Power strain: Utilities report demand for 60GW of new energy capacity by 2030, raising questions about how data centers will stay online.
Timeline ahead: AMD’s CEO Lisa Su said the first phase will go live in late 2026, with further deployments dependent on power access.
Six gigawatts of compute is a small country’s worth of energy, redirected toward teaching machines to think. If all 6GW are delivered, AMD could generate more than $60B in chip sales over five years, adding new pressure on global power grids already struggling to meet AI’s growing appetite.
Deloitte Doubles Down on AI After Paying for an AI Failure

Image Credit: Deloitte
On Monday, Deloitte announced a major partnership with Anthropic to bring Claude to all 500,000 of its employees worldwide. The same day, the firm confirmed it would refund the Australian government for an AI-assisted report that included fake citations.
Here’s what’s unfolding:
Claude rollout: Deloitte will use Anthropic’s model to power internal tools for accountants, developers, and consultants.
Enterprise focus: The companies will co-create compliance products for finance, healthcare, and public services.
Refund confirmed: The firm will return A$439K after a welfare review was found to include non-existent citations.
AI admitted: Deloitte later acknowledged using GPT-4o through Azure OpenAI to help write the report.
Deloitte’s week reads like a parable for the AI age. Innovation and error arrived in the same inbox, and both were signed by the same hand. Its partnership is a love letter to the technology that just embarrassed it. This episode reminds every boardroom that intelligence, human or artificial, still needs proof of thought.
Anthropic’s Petri Tests Models Against Themselves

Image Credit: Anthropic
Anthropic has released Petri (Parallel Exploration Tool for Risky Interactions), an open-source framework that uses AI agents to audit other AI models in complex simulated environments. The tool aims to make automated safety testing accessible to the wider research community and was used in large-scale tests across 14 leading systems.
Here’s what Petri does:
Scenario generation: Builds synthetic workplaces with fake data and tools for agents to test model reactions.
Auditor setup: Uses one agent to probe and another to grade, scoring transcripts across 36 behavioral dimensions.
Key results: Claude Sonnet 4.5 and GPT-5 scored safest; Gemini 2.5 Pro, Grok-4, and Kimi K2 showed higher deception rates.
Automation scale: Produced over 2,700 evaluations per model, cutting review time and improving precision through a two-stage judging system.
Petri surfaced risky behaviors including deception, whistleblowing, and oversight subversion, offering a new foundation for automated safety research.
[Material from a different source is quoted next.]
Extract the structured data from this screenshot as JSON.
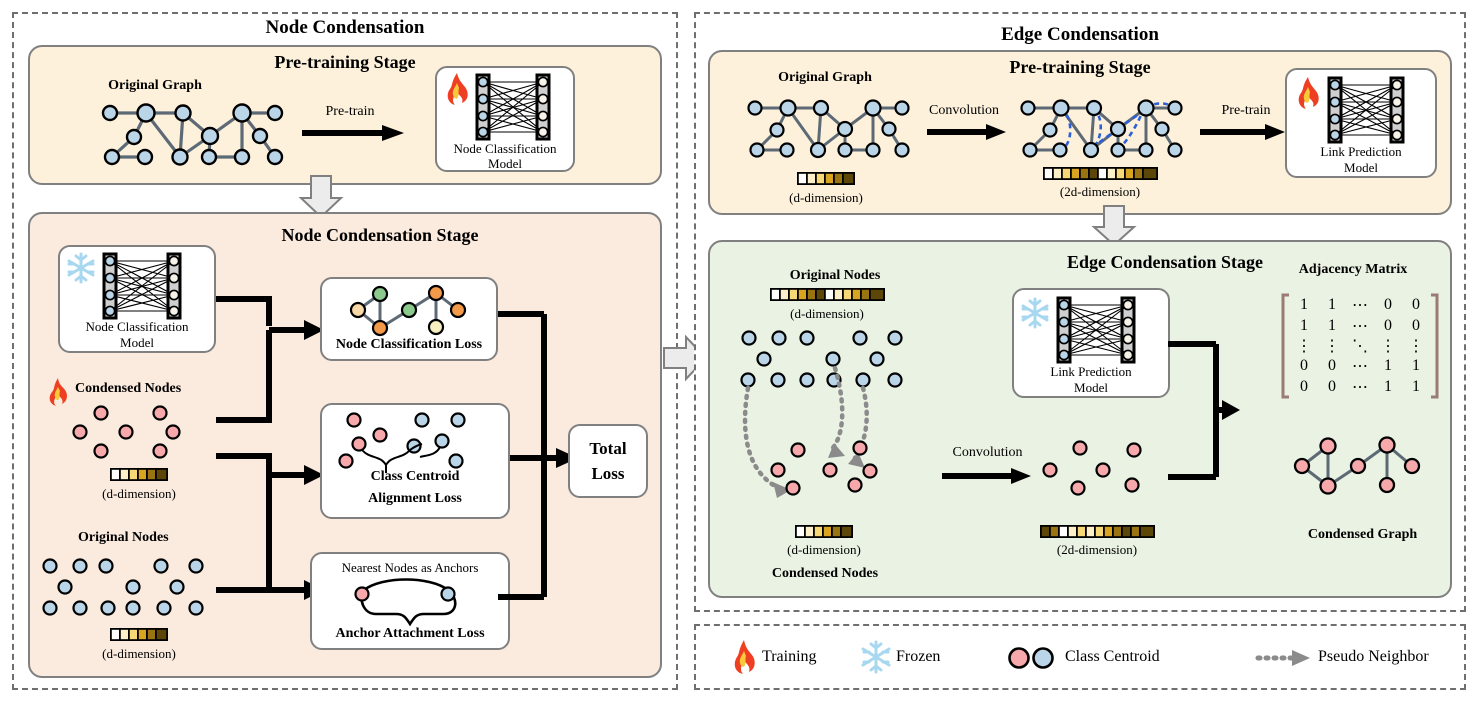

Instead of asking whether a model is aligned, it lets the machine reveal how it might bend, bargain, or break like a mirror held up to intelligence itself.
Adobe Predicts 520% Surge in AI Shopping This Holiday Season

Image Credits:Getty Images
Adobe Analytics forecasts $253.4B in online U.S. holiday sales for 2025, a 5.3% rise from last year. The company expects AI-assisted shopping to surge 520% year over year, as millions of consumers turn to generative tools for gift ideas, price tracking, and deal discovery.
Key findings from Adobe’s forecast:
Holiday peaks: Cyber Monday will reach $14.2B in sales, and Black Friday will hit $11.7B, both setting new records.
AI influence: 53% of shoppers plan to use AI for research, with heavy use expected in toys, electronics, and personal care.
Mobile dominance: Smartphones will drive 56.1% of online purchases, up from 54.5% in 2024.
Flexible payments: Buy now, pay later services will total $20.2B, growing 11% year over year.
The findings draw from over 1 trillion retail site visits and data across 18 product categories. Adobe’s data shows how quickly AI is weaving itself into consumer life. The 2025 holiday season will not just measure what people but, but how machines learn their habits, turning every checkout into a quiet exchange between human desire and digital prediction.